There are over 100 billion emails sent and received per day – and for a single individual, there is an interesting graph and story behind the emails. But to begin, let us talk about how an e-mail works. A network of emails is a directed graph, where each node of an email is sent to various recipients who cannot send it back to the original sender without sending another email (another directed edge connecting the users). To visualize this, lets draw a sample of a email network:

1

This is not any different than a web page network. Each mail node represents a email address which is sending an email to another email address (edge). But there is an interesting story behind the emails that we send and receive. What if there is power in a email network such that it is easy to find emails/email addresses much easier, similar to a PageRank algorithm? MIT’s Immersion gives us a glimpse into what possibly affects email search engines – similarly to a web page ranking algorithm.

email

Each node in this graph represents an email address which gets larger depending on the emails sent or received by the particular node. Based on how large the node is, the more search results and relevant search results appear. What makes this meta data interesting is it also exposes certain characteristics of a strongly connected network.

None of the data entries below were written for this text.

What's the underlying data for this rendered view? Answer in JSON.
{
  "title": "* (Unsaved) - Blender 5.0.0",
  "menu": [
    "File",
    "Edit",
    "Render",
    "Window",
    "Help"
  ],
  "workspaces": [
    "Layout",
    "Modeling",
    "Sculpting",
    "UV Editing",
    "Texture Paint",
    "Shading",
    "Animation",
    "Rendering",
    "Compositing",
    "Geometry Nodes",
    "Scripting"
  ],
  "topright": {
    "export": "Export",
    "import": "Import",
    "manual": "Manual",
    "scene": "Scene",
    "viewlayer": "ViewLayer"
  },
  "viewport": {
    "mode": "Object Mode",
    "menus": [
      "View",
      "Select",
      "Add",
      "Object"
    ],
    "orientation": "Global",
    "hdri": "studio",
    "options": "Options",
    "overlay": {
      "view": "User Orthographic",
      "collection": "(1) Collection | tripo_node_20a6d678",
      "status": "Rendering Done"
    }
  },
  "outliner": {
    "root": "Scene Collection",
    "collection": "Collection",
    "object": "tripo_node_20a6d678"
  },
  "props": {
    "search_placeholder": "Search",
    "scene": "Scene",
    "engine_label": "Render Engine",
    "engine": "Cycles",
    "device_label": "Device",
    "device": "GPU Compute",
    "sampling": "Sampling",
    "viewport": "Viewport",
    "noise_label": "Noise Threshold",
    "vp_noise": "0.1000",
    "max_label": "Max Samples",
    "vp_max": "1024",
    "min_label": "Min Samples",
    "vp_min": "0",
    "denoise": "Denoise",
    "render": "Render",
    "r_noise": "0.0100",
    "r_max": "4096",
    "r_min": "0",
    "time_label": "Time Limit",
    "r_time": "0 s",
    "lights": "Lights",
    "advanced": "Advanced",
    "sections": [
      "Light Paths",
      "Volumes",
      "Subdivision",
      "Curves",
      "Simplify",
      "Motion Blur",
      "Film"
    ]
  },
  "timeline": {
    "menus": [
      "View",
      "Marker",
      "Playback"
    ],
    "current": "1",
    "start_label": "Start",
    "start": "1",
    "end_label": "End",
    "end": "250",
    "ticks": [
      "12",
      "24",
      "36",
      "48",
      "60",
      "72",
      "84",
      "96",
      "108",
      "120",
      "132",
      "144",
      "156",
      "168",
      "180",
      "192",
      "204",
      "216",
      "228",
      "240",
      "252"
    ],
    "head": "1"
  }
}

There are clusters that form based on mass emails/list servers and other methods of fast emailing and based on that, an email search engine can then find information about people in those clusters no matter how obscure an information may be. But what about valuable emails? Would emails from larger nodes be placed to higher value than a equally as relevant email from a smaller node?

Qualities of a email search result:

  • Email popularity
  • Post relevance

There are quite a few things similar in email search results as there are in page ranking on the web. Search engine optimization features such as posting relevant content, quality links (rather than quantity), and etc all can still play a key role in which emails show up first.